Writing had always been a part of his life. Love said he wrote when he was a child because he had a stuttering problem. Words were his voice. It was a shield, a refuge for him. But in 2008 when he was diagnosed with HIV, writing became a healing salve. He used writing to get through the trauma of his diagnosis.

“I wrote my first play,” Love said, admitting, “It was a mess of a play that I wouldn’t show anyone today.” The play was about a young man who found out he was HIV positive. But it wasn’t necessarily the play that moved him. It was the experience of writing.

“When I wrote it – it took me all night I finished at 6 a.m.,” Love said.  “I remember how i felt. I felt accomplished and fulfilled and healed in that process.”

As he moved through his journey he was encouraged by the words and work of Toni Morrison and James Baldwin . He recalled an old interview when an interviewer asked Mr. Baldwin:

“Now when you were starting out as a writer you were black impoverished homoexual. You must have said to yourself “Gee, how disadvantaged can I get?”

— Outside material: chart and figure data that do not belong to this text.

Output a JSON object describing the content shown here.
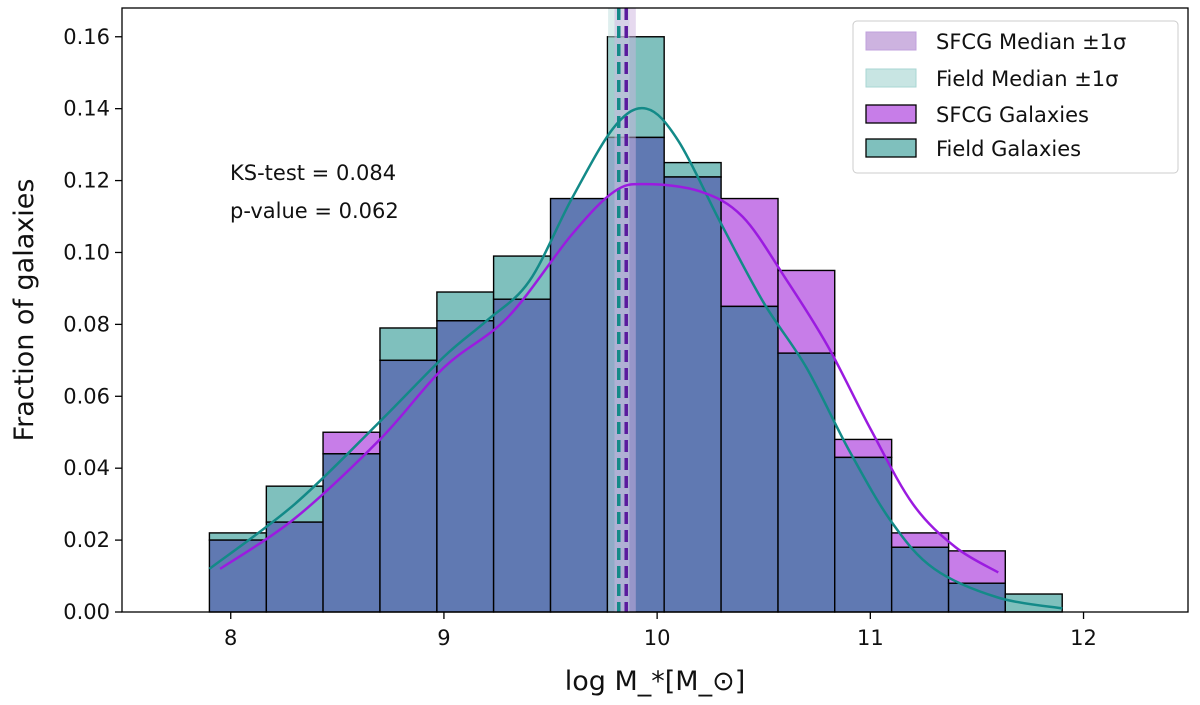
{
  "chart_data": {
    "type": "bar",
    "subtype": "overlapping histogram with KDE curves",
    "xlabel": "log M_*[M_⊙]",
    "ylabel": "Fraction of galaxies",
    "xlim": [
      7.49,
      12.49
    ],
    "ylim": [
      0,
      0.168
    ],
    "xticks": [
      "8",
      "9",
      "10",
      "11",
      "12"
    ],
    "yticks": [
      "0.00",
      "0.02",
      "0.04",
      "0.06",
      "0.08",
      "0.10",
      "0.12",
      "0.14",
      "0.16"
    ],
    "grid": false,
    "legend_position": "top-right",
    "bin_edges": [
      7.9,
      8.167,
      8.433,
      8.7,
      8.967,
      9.233,
      9.5,
      9.767,
      10.033,
      10.3,
      10.567,
      10.833,
      11.1,
      11.367,
      11.633,
      11.9
    ],
    "series": [
      {
        "name": "SFCG Galaxies",
        "color": "#c77de8",
        "values": [
          0.02,
          0.025,
          0.05,
          0.07,
          0.081,
          0.087,
          0.115,
          0.132,
          0.121,
          0.115,
          0.095,
          0.048,
          0.022,
          0.017,
          0.0
        ],
        "kde_color": "#9b1be0",
        "kde": [
          [
            7.95,
            0.012
          ],
          [
            8.3,
            0.026
          ],
          [
            8.7,
            0.048
          ],
          [
            9.0,
            0.068
          ],
          [
            9.3,
            0.082
          ],
          [
            9.6,
            0.105
          ],
          [
            9.8,
            0.117
          ],
          [
            9.95,
            0.119
          ],
          [
            10.2,
            0.117
          ],
          [
            10.4,
            0.11
          ],
          [
            10.6,
            0.093
          ],
          [
            10.8,
            0.074
          ],
          [
            11.0,
            0.051
          ],
          [
            11.2,
            0.03
          ],
          [
            11.4,
            0.018
          ],
          [
            11.6,
            0.011
          ]
        ]
      },
      {
        "name": "Field Galaxies",
        "color": "#7fc0bd",
        "values": [
          0.022,
          0.035,
          0.044,
          0.079,
          0.089,
          0.099,
          0.115,
          0.16,
          0.125,
          0.085,
          0.072,
          0.043,
          0.018,
          0.008,
          0.005
        ],
        "kde_color": "#138a88",
        "kde": [
          [
            7.9,
            0.012
          ],
          [
            8.3,
            0.03
          ],
          [
            8.7,
            0.053
          ],
          [
            9.0,
            0.071
          ],
          [
            9.2,
            0.081
          ],
          [
            9.4,
            0.092
          ],
          [
            9.6,
            0.115
          ],
          [
            9.8,
            0.135
          ],
          [
            9.95,
            0.14
          ],
          [
            10.1,
            0.131
          ],
          [
            10.3,
            0.108
          ],
          [
            10.5,
            0.086
          ],
          [
            10.7,
            0.068
          ],
          [
            10.9,
            0.045
          ],
          [
            11.1,
            0.025
          ],
          [
            11.3,
            0.012
          ],
          [
            11.6,
            0.004
          ],
          [
            11.9,
            0.001
          ]
        ]
      }
    ],
    "overlap_color": "#6079b2",
    "medians": [
      {
        "name": "SFCG Median ±1σ",
        "median": 9.855,
        "band": [
          9.8,
          9.9
        ],
        "color": "#5a1a9e",
        "band_color": "#cdb3e0"
      },
      {
        "name": "Field Median ±1σ",
        "median": 9.82,
        "band": [
          9.77,
          9.87
        ],
        "color": "#138a88",
        "band_color": "#bfe0de"
      }
    ],
    "annotations": [
      "KS-test = 0.084",
      "p-value = 0.062"
    ],
    "legend": [
      "SFCG Median ±1σ",
      "Field Median ±1σ",
      "SFCG Galaxies",
      "Field Galaxies"
    ]
  }
}
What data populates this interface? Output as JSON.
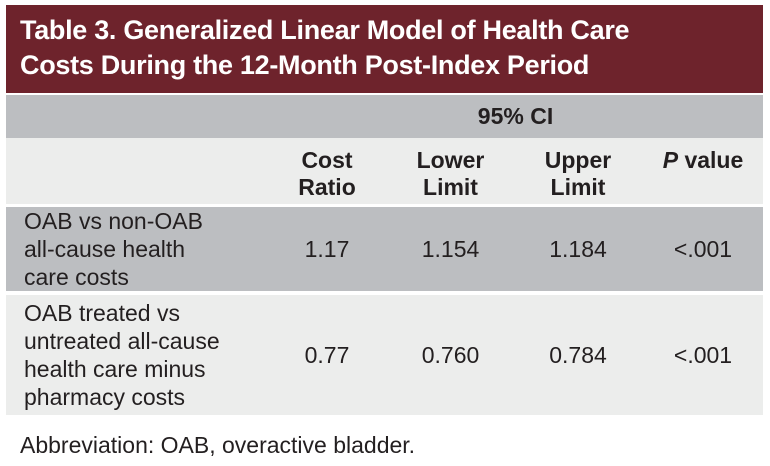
{
  "title": {
    "line1": "Table 3. Generalized Linear Model of Health Care",
    "line2": "Costs During the 12-Month Post-Index Period"
  },
  "table": {
    "ci_header": "95% CI",
    "columns": {
      "cost_ratio": {
        "line1": "Cost",
        "line2": "Ratio"
      },
      "lower_limit": {
        "line1": "Lower",
        "line2": "Limit"
      },
      "upper_limit": {
        "line1": "Upper",
        "line2": "Limit"
      },
      "p_value": {
        "symbol": "P",
        "rest": " value"
      }
    },
    "rows": [
      {
        "label": "OAB vs non-OAB all-cause health care costs",
        "cost_ratio": "1.17",
        "lower_limit": "1.154",
        "upper_limit": "1.184",
        "p_value": "<.001"
      },
      {
        "label": "OAB treated vs untreated all-cause health care minus pharmacy costs",
        "cost_ratio": "0.77",
        "lower_limit": "0.760",
        "upper_limit": "0.784",
        "p_value": "<.001"
      }
    ]
  },
  "footer": {
    "abbreviation": "Abbreviation: OAB, overactive bladder."
  },
  "colors": {
    "title_bar_bg": "#6e232c",
    "title_text": "#ffffff",
    "gray_row_bg": "#bcbec1",
    "light_row_bg": "#ecedec",
    "text": "#231f20"
  }
}
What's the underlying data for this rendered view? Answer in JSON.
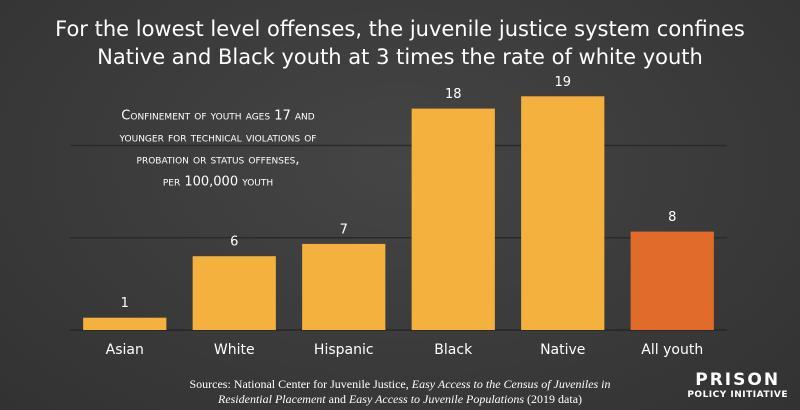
{
  "chart_data": {
    "type": "bar",
    "title": [
      "For the lowest level offenses, the juvenile justice system confines",
      "Native and Black youth at 3 times the rate of white youth"
    ],
    "annotation": [
      "Confinement of youth ages 17 and",
      "younger for technical violations of",
      "probation or status offenses,",
      "per 100,000 youth"
    ],
    "categories": [
      "Asian",
      "White",
      "Hispanic",
      "Black",
      "Native",
      "All youth"
    ],
    "values": [
      1,
      6,
      7,
      18,
      19,
      8
    ],
    "colors": [
      "#f4b13d",
      "#f4b13d",
      "#f4b13d",
      "#f4b13d",
      "#f4b13d",
      "#e06b2a"
    ],
    "ylim": [
      0,
      20
    ],
    "gridlines": [
      7.5,
      15
    ],
    "source": [
      "Sources: National Center for Juvenile Justice,",
      "Easy Access to the Census of Juveniles in",
      "Residential Placement",
      "and",
      "Easy Access to Juvenile Populations",
      "(2019 data)"
    ],
    "logo": [
      "PRISON",
      "POLICY INITIATIVE"
    ]
  }
}
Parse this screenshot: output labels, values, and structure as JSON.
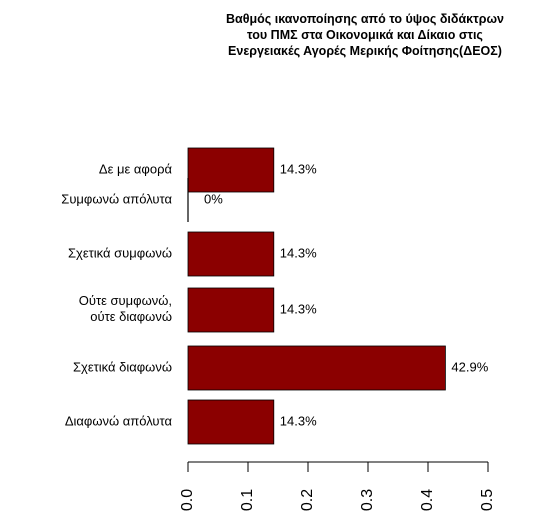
{
  "chart_data": {
    "type": "barh",
    "title": "Βαθμός ικανοποίησης από το ύψος διδάκτρων\nτου ΠΜΣ στα Οικονομικά και Δίκαιο στις\nΕνεργειακές Αγορές Μερικής Φοίτησης(ΔΕΟΣ)",
    "categories": [
      "Δε με αφορά",
      "Συμφωνώ απόλυτα",
      "Σχετικά συμφωνώ",
      "Ούτε συμφωνώ,\nούτε διαφωνώ",
      "Σχετικά διαφωνώ",
      "Διαφωνώ απόλυτα"
    ],
    "values": [
      0.143,
      0,
      0.143,
      0.143,
      0.429,
      0.143
    ],
    "value_labels": [
      "14.3%",
      "0%",
      "14.3%",
      "14.3%",
      "42.9%",
      "14.3%"
    ],
    "color": "#8b0000",
    "xlim": [
      0,
      0.5
    ],
    "xticks": [
      {
        "value": 0,
        "label": "0.0"
      },
      0.1,
      0.2,
      0.3,
      0.4,
      0.5
    ]
  }
}
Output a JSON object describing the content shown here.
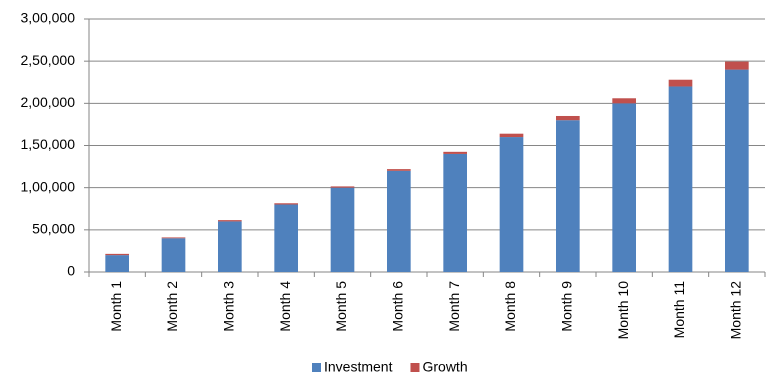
{
  "chart_data": {
    "type": "stacked-bar",
    "categories": [
      "Month 1",
      "Month 2",
      "Month 3",
      "Month 4",
      "Month 5",
      "Month 6",
      "Month 7",
      "Month 8",
      "Month 9",
      "Month 10",
      "Month 11",
      "Month 12"
    ],
    "series": [
      {
        "name": "Investment",
        "color": "#4f81bd",
        "values": [
          20000,
          40000,
          60000,
          80000,
          100000,
          120000,
          140000,
          160000,
          180000,
          200000,
          220000,
          240000
        ]
      },
      {
        "name": "Growth",
        "color": "#c0504d",
        "values": [
          1500,
          1000,
          1500,
          1500,
          1500,
          2000,
          2500,
          4000,
          5000,
          6000,
          8000,
          9500
        ]
      }
    ],
    "ylim": [
      0,
      300000
    ],
    "yticks": [
      0,
      {
        "value": 50000,
        "label": "50,000"
      },
      {
        "value": 100000,
        "label": "1,00,000"
      },
      {
        "value": 150000,
        "label": "1,50,000"
      },
      {
        "value": 200000,
        "label": "2,00,000"
      },
      {
        "value": 250000,
        "label": "2,50,000"
      },
      {
        "value": 300000,
        "label": "3,00,000"
      }
    ],
    "grid": true,
    "legend": "bottom"
  }
}
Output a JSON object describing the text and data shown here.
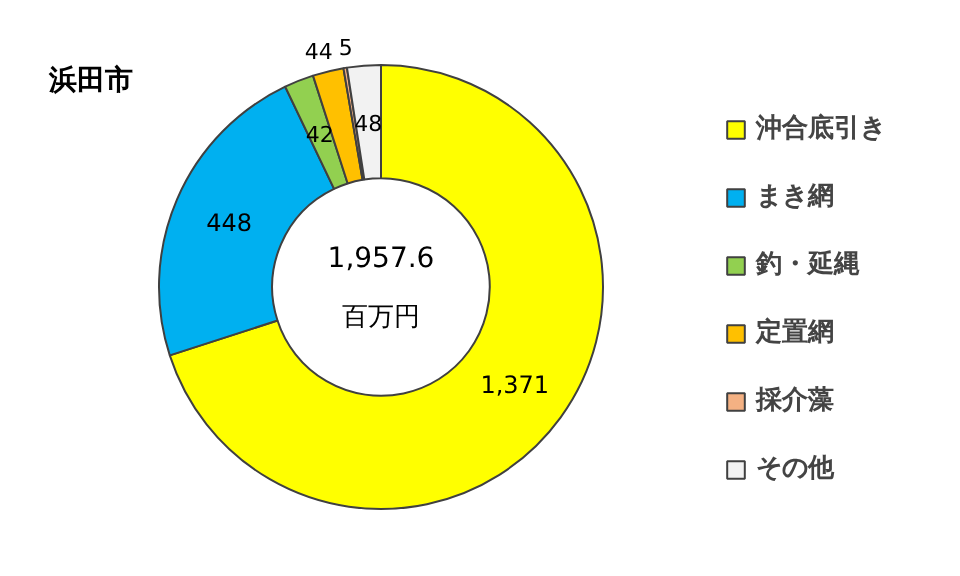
{
  "chart_data": {
    "type": "donut",
    "title": "浜田市",
    "categories": [
      "沖合底引き",
      "まき網",
      "釣・延縄",
      "定置網",
      "採介藻",
      "その他"
    ],
    "values": [
      1371,
      448,
      42,
      44,
      5,
      48
    ],
    "colors": [
      "#ffff00",
      "#00b0f0",
      "#92d050",
      "#ffc000",
      "#f4b183",
      "#f2f2f2"
    ],
    "value_labels": [
      "1,371",
      "448",
      "42",
      "44",
      "5",
      "48"
    ],
    "annotations": [
      "1,957.6",
      "百万円"
    ],
    "legend": "right"
  }
}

To Which James replied, “No I thought I hit the jackpot.”

Seeing Mr. Baldwin acknowledge his past as gift not a curse was an empowering moment for Love. Since then he tried to make sure the nuances of his life were used to write authentic pieces. His trilogy of Love* plays, which include Sugar, is apart of this transformation.

“My love plays are about queer love throughout black history,” Love said. ”Fireflies is about love during the civil rights movement. In The Middle is about love during the Black Lives Matter Movement, and being able to see a group of people and imagine them in way you may not have necessarily thought about. I would hope that people on a large spectrum would see the love, the power in it and how we need to hold onto it fiercely. Sometimes it may slip through our fingers but it is always there.”

Love’s second play Fireflies will be showing at the Atlantic Theater Company. Previews will be at the end of September to middle of November. He is finishing his final year of the Juilliard Playwriting Program.